I can’t run away from it. I can’t get it to be quiet. Every little thing pokes it and makes it angrier.
Today is not a good day. The monster inside my head is old but no less powerful when she’s thrashing about.
I’m reading a book about the art of loving. I’m practising loving kindness meditation. I’m writing about gratitude in my journal. I’m doing all the things that I should be doing to escape the monster.
Maybe it is not the escaping that I should be focusing on. Maybe it is the loving, the meditating, the gratitude.
These are all just items on a checklist. My daily Things To Do To Get Through.
What’s that saying? “The only way out is through.”
Or the other one: “You grow through what you go through.”
Maybe I should love the monster; offer her some loving kindness; fill her with loving presence; extend gratitude to her for sticking with me, for making me hear her.
Maybe she’s not a monster. Maybe she’s my greatest protector, my strongest voice, my biggest defender…and I’ve rarely listened to her. No wonder she’s so angry.

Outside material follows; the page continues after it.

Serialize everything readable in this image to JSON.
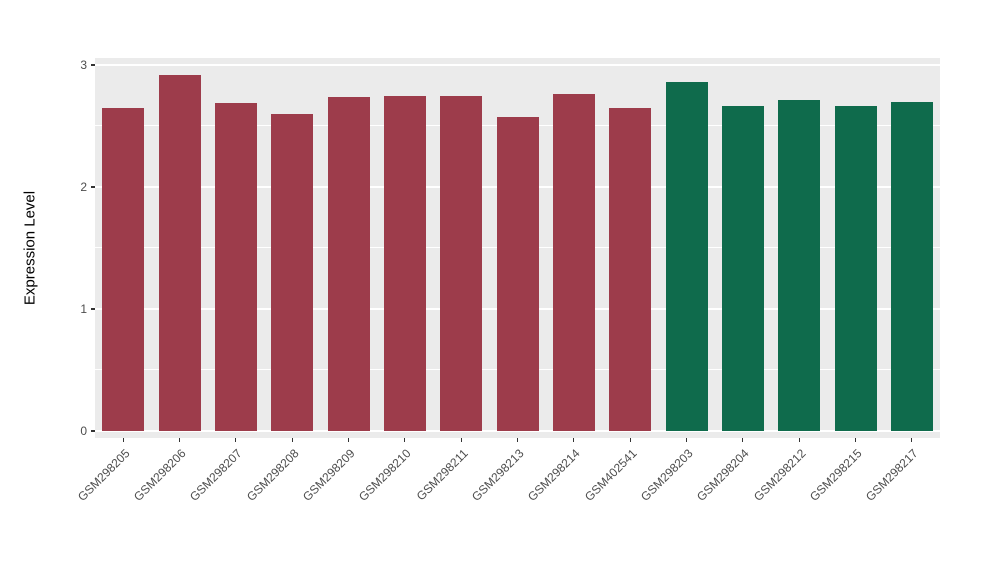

I’ve ignored her wisdom about us. I’ve taken on too much. I’ve told too many stories to myself and about myself that don’t match up with values that I haven’t yet solidified.
I’m in a valley right now on my journey. I’ve come down a hill and now I’m facing another climb. It feels hard. But knowing that life is all valleys and hills and rarely a flat road helps.
I will sit with my monster for a while and build up strength for the climb.